In fact, doctors rely on reimbursements from Medicare Part B only after they have already purchased drugs from manufacturers.  If lawmakers cut reimbursement rates, doctors will likely be forced to turn away the sickest and most vulnerable cancer patients.  No physician wants to take this kind of action but they may be left with no other choice.
 
When Congress passed the 2003 Medicare Prescription Drug plan, it altered reimbursement rates for Part B services, resulting in savings for the government, but sacrifices for many healthcare providers who treat cancer patients.  As a study in Journal of Clinical Oncology wrote, the cuts to payments have created “economic strains” on healthcare providers that have limited “patient access to care” because practices have had to turn away patients or go out of business.
 
Many healthcare providers will be unable to sustain yet another round of cuts while treating our most vulnerable Americans during their time of greatest need.  Eighty percent of cancer patients are treated in facilities that are already struggling financially.  Over the last three and a half years, 199 cancer clinics have been forced to close and 369 have said they are having a difficult time keeping up financially.

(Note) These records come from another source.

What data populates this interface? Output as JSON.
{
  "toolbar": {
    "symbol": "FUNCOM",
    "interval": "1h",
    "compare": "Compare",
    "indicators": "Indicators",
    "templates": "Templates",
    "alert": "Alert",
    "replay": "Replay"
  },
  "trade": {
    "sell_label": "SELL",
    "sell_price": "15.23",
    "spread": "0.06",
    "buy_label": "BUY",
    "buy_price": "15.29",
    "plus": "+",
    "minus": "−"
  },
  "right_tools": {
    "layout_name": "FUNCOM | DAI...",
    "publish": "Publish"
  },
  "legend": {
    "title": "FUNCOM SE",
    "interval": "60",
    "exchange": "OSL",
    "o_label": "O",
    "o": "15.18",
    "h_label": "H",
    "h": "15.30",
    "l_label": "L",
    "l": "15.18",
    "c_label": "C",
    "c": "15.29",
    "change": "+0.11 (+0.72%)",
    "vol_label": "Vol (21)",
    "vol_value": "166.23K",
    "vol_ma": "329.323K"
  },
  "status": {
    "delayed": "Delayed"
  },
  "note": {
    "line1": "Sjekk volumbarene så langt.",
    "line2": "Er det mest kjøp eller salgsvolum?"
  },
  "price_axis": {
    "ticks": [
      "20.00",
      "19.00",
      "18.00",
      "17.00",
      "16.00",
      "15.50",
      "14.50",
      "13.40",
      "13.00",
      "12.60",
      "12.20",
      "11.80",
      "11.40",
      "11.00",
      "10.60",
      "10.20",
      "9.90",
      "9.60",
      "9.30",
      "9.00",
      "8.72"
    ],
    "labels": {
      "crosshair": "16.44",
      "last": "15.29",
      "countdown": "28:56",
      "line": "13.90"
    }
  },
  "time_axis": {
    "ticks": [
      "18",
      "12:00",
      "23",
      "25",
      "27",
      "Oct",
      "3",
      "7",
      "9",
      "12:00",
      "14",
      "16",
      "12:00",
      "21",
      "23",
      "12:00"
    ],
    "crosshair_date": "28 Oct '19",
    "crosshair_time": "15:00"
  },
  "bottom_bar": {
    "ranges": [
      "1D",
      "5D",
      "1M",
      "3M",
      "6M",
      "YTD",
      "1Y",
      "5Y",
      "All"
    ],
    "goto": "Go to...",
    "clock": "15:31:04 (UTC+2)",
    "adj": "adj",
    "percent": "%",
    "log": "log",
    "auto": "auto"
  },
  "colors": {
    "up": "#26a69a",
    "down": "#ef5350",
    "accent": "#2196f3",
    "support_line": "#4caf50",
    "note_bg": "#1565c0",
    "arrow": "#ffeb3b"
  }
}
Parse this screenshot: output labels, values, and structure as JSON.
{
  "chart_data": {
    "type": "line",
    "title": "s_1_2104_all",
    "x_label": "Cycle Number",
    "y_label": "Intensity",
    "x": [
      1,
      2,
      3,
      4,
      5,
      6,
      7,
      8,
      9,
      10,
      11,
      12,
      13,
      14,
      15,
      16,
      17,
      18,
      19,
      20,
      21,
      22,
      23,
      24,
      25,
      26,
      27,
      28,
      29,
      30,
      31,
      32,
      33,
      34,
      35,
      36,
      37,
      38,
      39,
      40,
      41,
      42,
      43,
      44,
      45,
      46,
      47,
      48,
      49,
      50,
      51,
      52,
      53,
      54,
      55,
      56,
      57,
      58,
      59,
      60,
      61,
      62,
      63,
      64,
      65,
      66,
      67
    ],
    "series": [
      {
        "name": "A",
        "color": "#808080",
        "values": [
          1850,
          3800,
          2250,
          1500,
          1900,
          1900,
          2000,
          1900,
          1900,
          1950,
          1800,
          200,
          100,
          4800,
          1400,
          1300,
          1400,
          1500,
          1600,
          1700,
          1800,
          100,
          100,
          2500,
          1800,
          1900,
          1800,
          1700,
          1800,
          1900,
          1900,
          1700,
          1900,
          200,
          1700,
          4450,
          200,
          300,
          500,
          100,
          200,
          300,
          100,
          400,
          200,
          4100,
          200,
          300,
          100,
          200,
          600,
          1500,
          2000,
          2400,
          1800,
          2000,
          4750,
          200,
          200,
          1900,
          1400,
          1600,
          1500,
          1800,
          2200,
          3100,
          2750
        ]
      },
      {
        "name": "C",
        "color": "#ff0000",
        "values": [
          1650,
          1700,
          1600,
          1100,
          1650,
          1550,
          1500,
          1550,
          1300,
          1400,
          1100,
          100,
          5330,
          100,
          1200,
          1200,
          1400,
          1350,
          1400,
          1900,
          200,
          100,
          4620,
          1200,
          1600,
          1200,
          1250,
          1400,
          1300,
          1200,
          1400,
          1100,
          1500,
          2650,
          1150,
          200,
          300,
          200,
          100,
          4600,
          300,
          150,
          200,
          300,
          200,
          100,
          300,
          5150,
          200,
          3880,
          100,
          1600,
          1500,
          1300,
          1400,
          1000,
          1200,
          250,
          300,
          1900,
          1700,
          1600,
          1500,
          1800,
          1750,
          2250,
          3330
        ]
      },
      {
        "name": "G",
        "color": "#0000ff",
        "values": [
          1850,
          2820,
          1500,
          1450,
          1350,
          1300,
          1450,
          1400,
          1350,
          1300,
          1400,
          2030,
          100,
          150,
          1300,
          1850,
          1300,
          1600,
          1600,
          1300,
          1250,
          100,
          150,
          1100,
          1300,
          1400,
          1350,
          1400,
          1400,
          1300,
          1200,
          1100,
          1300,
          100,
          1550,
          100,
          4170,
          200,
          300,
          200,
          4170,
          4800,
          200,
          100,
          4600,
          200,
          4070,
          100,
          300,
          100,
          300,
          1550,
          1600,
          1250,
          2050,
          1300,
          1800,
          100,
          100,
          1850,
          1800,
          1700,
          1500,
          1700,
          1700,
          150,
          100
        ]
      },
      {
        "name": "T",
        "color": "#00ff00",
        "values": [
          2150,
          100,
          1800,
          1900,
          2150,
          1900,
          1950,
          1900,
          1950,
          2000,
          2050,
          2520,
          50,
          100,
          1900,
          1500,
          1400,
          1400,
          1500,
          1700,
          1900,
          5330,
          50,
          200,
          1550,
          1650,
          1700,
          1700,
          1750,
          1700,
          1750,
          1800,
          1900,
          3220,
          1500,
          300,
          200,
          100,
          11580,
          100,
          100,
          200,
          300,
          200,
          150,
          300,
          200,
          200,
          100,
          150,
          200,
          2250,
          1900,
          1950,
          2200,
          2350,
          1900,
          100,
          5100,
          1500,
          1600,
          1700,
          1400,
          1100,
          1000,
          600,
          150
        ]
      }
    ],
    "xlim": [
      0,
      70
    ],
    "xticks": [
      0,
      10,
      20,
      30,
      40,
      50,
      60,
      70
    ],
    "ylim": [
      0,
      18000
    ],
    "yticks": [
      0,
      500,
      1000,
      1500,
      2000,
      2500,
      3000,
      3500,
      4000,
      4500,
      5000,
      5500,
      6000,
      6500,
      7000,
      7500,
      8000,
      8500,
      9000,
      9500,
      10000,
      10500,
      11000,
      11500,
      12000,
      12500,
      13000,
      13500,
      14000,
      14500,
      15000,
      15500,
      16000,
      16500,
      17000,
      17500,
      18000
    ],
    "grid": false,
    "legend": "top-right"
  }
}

Additional cuts to Medicare Part B will only exacerbate these existing financial problems and make it even harder for patients to receive the chemotherapy treatments they need.
 
It is simple:  Cutting Medicare Part B could cause more clinics to close and deny cancer patients the care they require.  Many of the elderly who do receive care will now be forced to travel longer distances for their chemotherapy.
 
We cannot let the budget fight in Washington stop the fight against cancer. Congress needs to keep Medicare Part B away from the budget axe.
 
Christina Mayville is a neurologist from Atlanta who serves on the Board of the Alliance for Patient Access, a national network of physicians dedicated to ensuring and protecting patient access to approved medical treatments and therapies.